Wörtlich übersetzt bedeutet „Nekrophilie“ „Liebe zum Toten“ (so wie „Biophilie“ „Liebe zum Lebendigen“ oder „Liebe zum Leben“ bedeutet). Der Begriff bezeichnet gewöhnlich eine sexuelle Perversion, nämlich den Wunsch, den toten Körper (einer Frau) zum Geschlechtsverkehr zu besitzen, oder den krankhaften Wunsch, sich in der Nähe eines Leichnams aufzuhalten. (Vgl. R. Krafft-Ebing, 1924; M. Hirschfeld, 1944.) Aber – wie dies oft der Fall ist – vermittelt auch eine solche sexuelle Perversion nur ein unverhüllteres und deutlicheres Bild von einer Orientierung, wie man sie ohne sexuelle Beimischung bei vielen Menschen findet. Unamuno hatte dies klar erkannt, als er die Ansprache des Generals als „nekrophil“ bezeichnete. Er wollte damit nicht sagen, dass der General an einer sexuellen Perversion leide, sondern dass er das Leben hasse und das Tote liebe.

Seltsamerweise ist die Nekrophilie als allgemeine Orientierung in der psychoanalytischen Literatur bisher noch nie beschrieben worden, wenngleich sie mit Freuds analsadistischem Charakter wie auch mit seinem Todestrieb verwandt ist. Ich werde an späterer Stelle noch auf diese Zusammenhänge eingehen und möchte jetzt zunächst eine Beschreibung der nekrophilen Persönlichkeit geben.
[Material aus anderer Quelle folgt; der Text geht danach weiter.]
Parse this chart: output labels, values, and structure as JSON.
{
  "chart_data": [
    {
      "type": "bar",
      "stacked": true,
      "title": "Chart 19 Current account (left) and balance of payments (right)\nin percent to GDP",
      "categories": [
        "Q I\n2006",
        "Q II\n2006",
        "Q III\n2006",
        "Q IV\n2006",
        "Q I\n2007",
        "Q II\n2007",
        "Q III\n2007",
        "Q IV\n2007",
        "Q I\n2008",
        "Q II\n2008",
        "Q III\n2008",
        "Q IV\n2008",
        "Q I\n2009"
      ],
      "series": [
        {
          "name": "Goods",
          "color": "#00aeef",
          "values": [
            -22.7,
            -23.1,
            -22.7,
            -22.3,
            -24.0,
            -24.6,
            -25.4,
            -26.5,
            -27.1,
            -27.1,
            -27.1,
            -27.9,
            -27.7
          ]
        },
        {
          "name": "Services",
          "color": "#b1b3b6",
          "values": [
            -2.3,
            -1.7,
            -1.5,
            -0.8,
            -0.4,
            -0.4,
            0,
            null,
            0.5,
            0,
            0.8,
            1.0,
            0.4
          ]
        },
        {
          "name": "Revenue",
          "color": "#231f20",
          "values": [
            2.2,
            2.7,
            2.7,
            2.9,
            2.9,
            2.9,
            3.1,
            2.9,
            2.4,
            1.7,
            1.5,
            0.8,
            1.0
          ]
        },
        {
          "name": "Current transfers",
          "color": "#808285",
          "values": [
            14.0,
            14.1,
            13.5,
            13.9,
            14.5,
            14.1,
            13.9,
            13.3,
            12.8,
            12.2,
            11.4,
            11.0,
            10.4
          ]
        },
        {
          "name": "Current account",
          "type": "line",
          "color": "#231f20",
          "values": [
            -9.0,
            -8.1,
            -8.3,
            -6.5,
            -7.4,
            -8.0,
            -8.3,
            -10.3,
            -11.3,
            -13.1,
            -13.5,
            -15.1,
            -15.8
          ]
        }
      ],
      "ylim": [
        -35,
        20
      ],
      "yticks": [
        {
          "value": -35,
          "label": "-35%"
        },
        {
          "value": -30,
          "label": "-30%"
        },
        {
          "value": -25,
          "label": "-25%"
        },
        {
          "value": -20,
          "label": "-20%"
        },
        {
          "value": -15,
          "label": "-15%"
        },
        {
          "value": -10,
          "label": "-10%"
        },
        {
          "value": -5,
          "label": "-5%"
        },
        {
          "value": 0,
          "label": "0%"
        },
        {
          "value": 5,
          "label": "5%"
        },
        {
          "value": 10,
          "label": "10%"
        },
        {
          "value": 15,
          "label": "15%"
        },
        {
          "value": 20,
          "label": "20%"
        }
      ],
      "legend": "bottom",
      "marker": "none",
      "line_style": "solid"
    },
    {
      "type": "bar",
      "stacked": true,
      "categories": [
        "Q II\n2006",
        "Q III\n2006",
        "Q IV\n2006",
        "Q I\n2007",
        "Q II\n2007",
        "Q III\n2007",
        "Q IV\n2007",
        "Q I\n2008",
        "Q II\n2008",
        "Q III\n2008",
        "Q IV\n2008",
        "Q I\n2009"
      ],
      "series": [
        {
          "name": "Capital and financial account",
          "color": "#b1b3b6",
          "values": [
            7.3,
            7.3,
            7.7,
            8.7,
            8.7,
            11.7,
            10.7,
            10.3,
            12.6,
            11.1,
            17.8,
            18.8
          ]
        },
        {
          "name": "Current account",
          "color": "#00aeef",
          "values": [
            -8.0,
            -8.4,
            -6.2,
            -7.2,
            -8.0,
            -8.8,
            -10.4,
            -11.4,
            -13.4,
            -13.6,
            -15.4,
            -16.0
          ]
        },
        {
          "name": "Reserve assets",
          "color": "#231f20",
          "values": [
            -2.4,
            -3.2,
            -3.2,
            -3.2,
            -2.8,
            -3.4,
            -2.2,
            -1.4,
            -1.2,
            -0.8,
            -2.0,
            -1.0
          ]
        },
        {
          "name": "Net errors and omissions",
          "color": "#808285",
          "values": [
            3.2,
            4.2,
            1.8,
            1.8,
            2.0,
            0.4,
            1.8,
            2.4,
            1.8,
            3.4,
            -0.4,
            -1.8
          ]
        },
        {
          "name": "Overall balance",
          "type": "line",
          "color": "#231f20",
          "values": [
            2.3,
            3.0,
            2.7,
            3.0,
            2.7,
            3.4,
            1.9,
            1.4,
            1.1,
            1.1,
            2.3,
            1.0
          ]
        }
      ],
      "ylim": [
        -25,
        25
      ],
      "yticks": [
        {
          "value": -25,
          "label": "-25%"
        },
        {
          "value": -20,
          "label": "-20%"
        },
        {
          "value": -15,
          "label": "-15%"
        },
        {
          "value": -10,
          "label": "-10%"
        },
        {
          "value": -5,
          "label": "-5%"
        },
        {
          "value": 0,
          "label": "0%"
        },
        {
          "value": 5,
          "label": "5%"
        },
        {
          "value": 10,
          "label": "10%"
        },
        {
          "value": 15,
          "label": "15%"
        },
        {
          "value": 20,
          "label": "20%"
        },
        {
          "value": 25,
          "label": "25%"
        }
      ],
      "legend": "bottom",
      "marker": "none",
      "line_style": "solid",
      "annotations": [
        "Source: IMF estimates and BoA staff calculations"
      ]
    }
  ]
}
Ein Mensch mit nekrophiler Orientierung fühlt sich von allem Nicht-Lebendigen, von allem Toten angezogen und fasziniert: von Leichen, Verwesung, Kot und Schmutz. [II-181] Nekrophil sind solche Menschen, die gern über Krankheiten, Begräbnisse und den Tod reden. Wenn sie über den Tod und das Tote reden können, werden sie erst richtig lebendig. Ein deutliches Beispiel für den reinen nekrophilen Typ ist Hitler.[14] Er war fasziniert von Zerstörungen, und er fand Gefallen am Geruch von Totem. Während man in den Jahren seines Erfolges den Eindruck haben konnte, dass er nur die zu vernichten suchte, die er für seine Feinde hielt, zeigten die Tage der Götterdämmerung am Ende, dass er die tiefste Befriedigung beim Anblick totaler und absoluter Zerstörung empfand: bei der Vernichtung des deutschen Volkes, der Menschen seiner Umgebung und seiner selbst. Der Bericht eines Soldaten aus dem Ersten Weltkrieg ist zwar nicht bezeugt, passt aber gut ins Bild: Er sah Hitler in einem tranceähnlichen Zustand einen verwesenden Leichnam anstarren, ein Anblick, von dem er sich nicht losreißen konnte.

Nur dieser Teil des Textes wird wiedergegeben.